ACTIVATION OF RABBIT PLATELETS BY CA2+ INFLUX AND THROMBOXANE A(2) RELEASE IN AN EXTERNAL CA2+-DEPENDENT MANNER BY ZOOXANTHELLATOXIN-A, A NOVEL POLYOL

1 Zooxanthellatoxin-A (ZT-A), a novel polyhydroxylated long chain compound, isolated from a symbiotic marine alga Simbiodinium sp., caused aggregation in rabbit washed platelets in a concentration-dependent manner (1-4 mu M), accompanied by an increase in cytosolic Ca2+ concentration ([Ca2+](i)). 2 ZT-A did not cause platelet aggregation or increase [Ca2+](i) in a Ca2+-free solution, and Cd2+ (0.1- 1 mM), Co2+ (1-10 mM) and Mn2+ (1-10 mM) inhibited ZT-A-induced aggregation.
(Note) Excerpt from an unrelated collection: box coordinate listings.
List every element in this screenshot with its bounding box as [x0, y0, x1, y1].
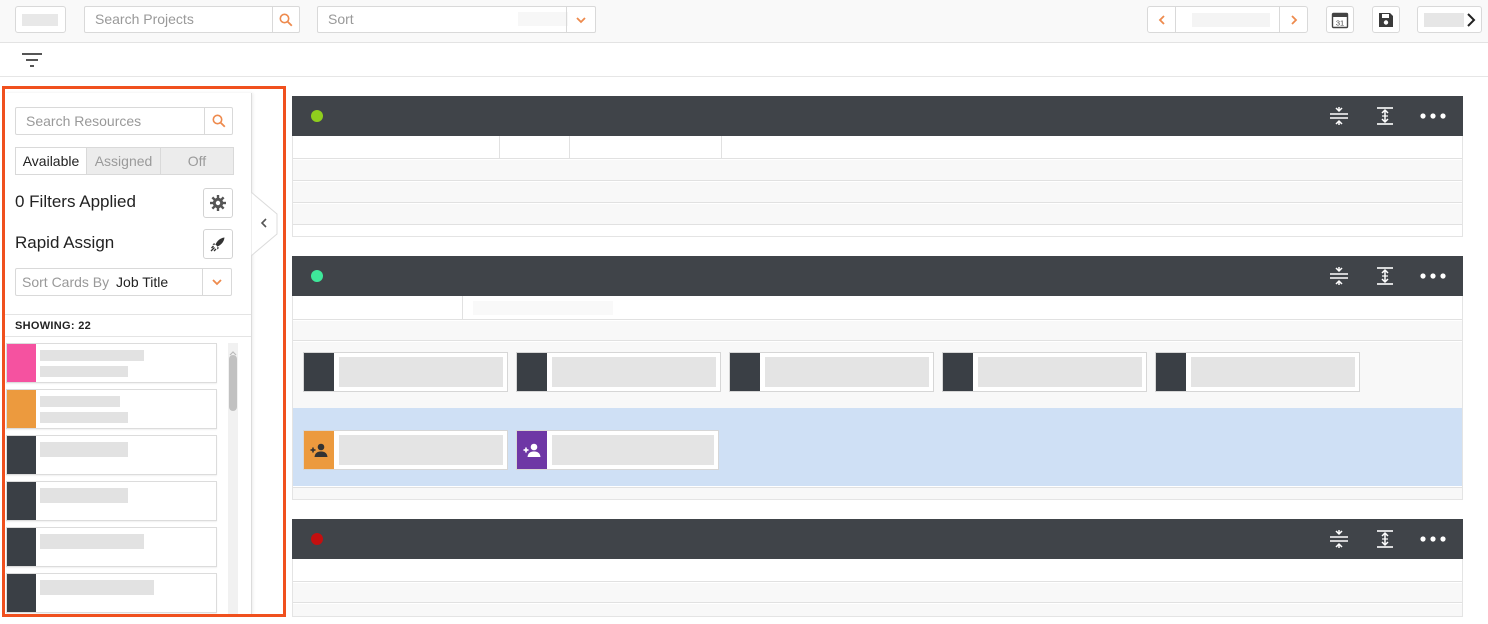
resource-color-swatch — [7, 390, 36, 428]
resource-card[interactable] — [6, 573, 217, 613]
resource-card[interactable] — [6, 527, 217, 567]
filter-settings-button[interactable] — [203, 188, 233, 218]
sort-cards-select[interactable]: Sort Cards By Job Title — [15, 268, 232, 296]
search-projects-placeholder: Search Projects — [95, 11, 194, 27]
calendar-icon: 31 — [1331, 12, 1349, 28]
gear-icon — [210, 195, 226, 211]
chevron-down-icon[interactable] — [202, 269, 231, 295]
resource-color-swatch — [7, 574, 36, 612]
project-panel-header — [292, 519, 1463, 559]
role-card[interactable] — [303, 352, 508, 392]
status-dot — [311, 110, 323, 122]
showing-count: SHOWING: 22 — [15, 320, 92, 332]
resource-color-swatch — [7, 482, 36, 520]
sidebar-divider — [5, 336, 251, 337]
add-person-icon[interactable] — [517, 431, 547, 469]
sort-cards-by-label: Sort Cards By — [22, 274, 110, 290]
collapse-rows-icon[interactable] — [1327, 105, 1351, 127]
project-panel-body — [292, 136, 1463, 237]
collapse-rows-icon[interactable] — [1327, 528, 1351, 550]
role-card[interactable] — [1155, 352, 1360, 392]
expand-rows-icon[interactable] — [1373, 528, 1397, 550]
add-person-icon[interactable] — [304, 431, 334, 469]
tab-off[interactable]: Off — [160, 147, 234, 175]
status-dot — [311, 270, 323, 282]
more-options-icon[interactable] — [1419, 105, 1447, 127]
search-projects-input[interactable]: Search Projects — [84, 6, 300, 33]
top-toolbar: Search Projects Sort 31 — [0, 0, 1488, 43]
search-resources-placeholder: Search Resources — [26, 113, 142, 129]
expand-rows-icon[interactable] — [1373, 105, 1397, 127]
assignee-card[interactable] — [516, 430, 719, 470]
resource-color-swatch — [7, 528, 36, 566]
filter-bar — [0, 43, 1488, 77]
view-options-button[interactable] — [1417, 6, 1482, 33]
rapid-assign-button[interactable] — [203, 229, 233, 259]
sort-select[interactable]: Sort — [317, 6, 596, 33]
status-dot — [311, 533, 323, 545]
resource-list-scrollbar[interactable] — [228, 343, 238, 615]
save-icon — [1379, 12, 1393, 27]
role-card[interactable] — [942, 352, 1147, 392]
expand-rows-icon[interactable] — [1373, 265, 1397, 287]
save-button[interactable] — [1372, 6, 1400, 33]
sort-cards-by-value: Job Title — [116, 274, 169, 290]
search-icon[interactable] — [272, 7, 299, 32]
chevron-left-icon[interactable] — [1148, 7, 1176, 32]
rapid-assign-label: Rapid Assign — [15, 233, 115, 252]
project-panel-body — [292, 559, 1463, 617]
collapse-rows-icon[interactable] — [1327, 265, 1351, 287]
tab-available[interactable]: Available — [15, 147, 87, 175]
date-range-label — [1192, 13, 1270, 27]
sidebar-divider — [5, 314, 251, 315]
resource-color-swatch — [7, 344, 36, 382]
project-panel-header — [292, 96, 1463, 136]
svg-text:31: 31 — [1336, 18, 1344, 27]
sort-select-value: Sort — [328, 11, 354, 27]
assignee-card[interactable] — [303, 430, 508, 470]
calendar-button[interactable]: 31 — [1326, 6, 1354, 33]
filters-applied-label: 0 Filters Applied — [15, 192, 136, 211]
collapse-sidebar-button[interactable] — [250, 190, 279, 258]
app-menu-button[interactable] — [15, 6, 66, 33]
search-resources-input[interactable]: Search Resources — [15, 107, 233, 135]
role-card[interactable] — [516, 352, 721, 392]
more-options-icon[interactable] — [1419, 528, 1447, 550]
resource-card[interactable] — [6, 389, 217, 429]
filter-icon[interactable] — [20, 50, 44, 70]
project-panel-header — [292, 256, 1463, 296]
more-options-icon[interactable] — [1419, 265, 1447, 287]
resource-color-swatch — [7, 436, 36, 474]
chevron-right-icon[interactable] — [1279, 7, 1307, 32]
rocket-icon — [210, 237, 225, 252]
tab-assigned[interactable]: Assigned — [86, 147, 161, 175]
resource-card[interactable] — [6, 343, 217, 383]
role-card[interactable] — [729, 352, 934, 392]
date-navigator — [1147, 6, 1308, 33]
resource-card[interactable] — [6, 435, 217, 475]
chevron-down-icon[interactable] — [566, 7, 595, 32]
chevron-right-icon — [1466, 12, 1476, 33]
resource-card[interactable] — [6, 481, 217, 521]
scrollbar-thumb[interactable] — [229, 355, 237, 411]
search-icon[interactable] — [204, 108, 232, 134]
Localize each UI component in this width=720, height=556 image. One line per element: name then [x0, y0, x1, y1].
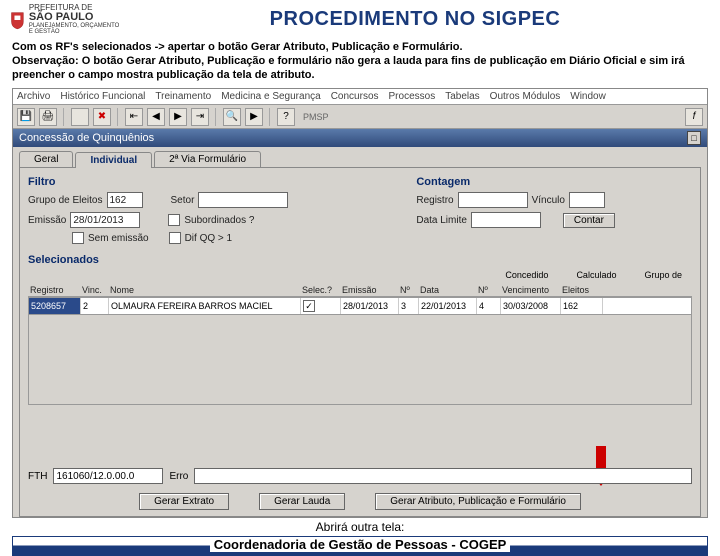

SK&F96365 (1-100 mu M), a receptor operated Ca2+ channel antagonist, and mefenamic acid (0.1-10 mu M), a non-specific divalent cation channel antagonist, inhibited platelet aggregation and the increase in [Ca2+](i) induced by ZT-A. 3 Indomethacin (0.1-10 mu M), a cyclo-oxygenase inhibitor, and SQ-29548 (0.1-10 mu M), a thromboxane A(2) (TXA(2)) receptor antagonist, inhibited platelet aggregation and the increase in [Ca2+](i) induced by ZT-A. 4 Methysergide (0.01-1 mu M), a 5-HT2 receptor antagonist, inhibited ZT-A-induced platelet aggregation but did not affect the increase in [Ca2+](i) induced by ZT-A. 5 Tetrodotoxin (1 mu M), a Na+ channel blocker and chlorpheniramine (1 mu M), a H-1-histamine receptor antagonist, neither affected ZT-A-induced platelet aggregation nor the increase in [Ca2+](i) induced by ZT-A. 6 Genistein (1-100 mu M), a protein tyrosine kinase inhibitor, and staurosporine (0.01-1 mu M), a protein kinase C inhibitor, also inhibited ZT-A-induced platelet aggregation. 7 The present results suggest that ZT-A elicits Ca2+-influx from platelet plasma membranes. The resulting increase in [Ca2+](i) subsequently stimulates the secondary release of TXA(2) from platelets. Furthermore, the response to ZT-A may be associated with tyrosine phosphorylation.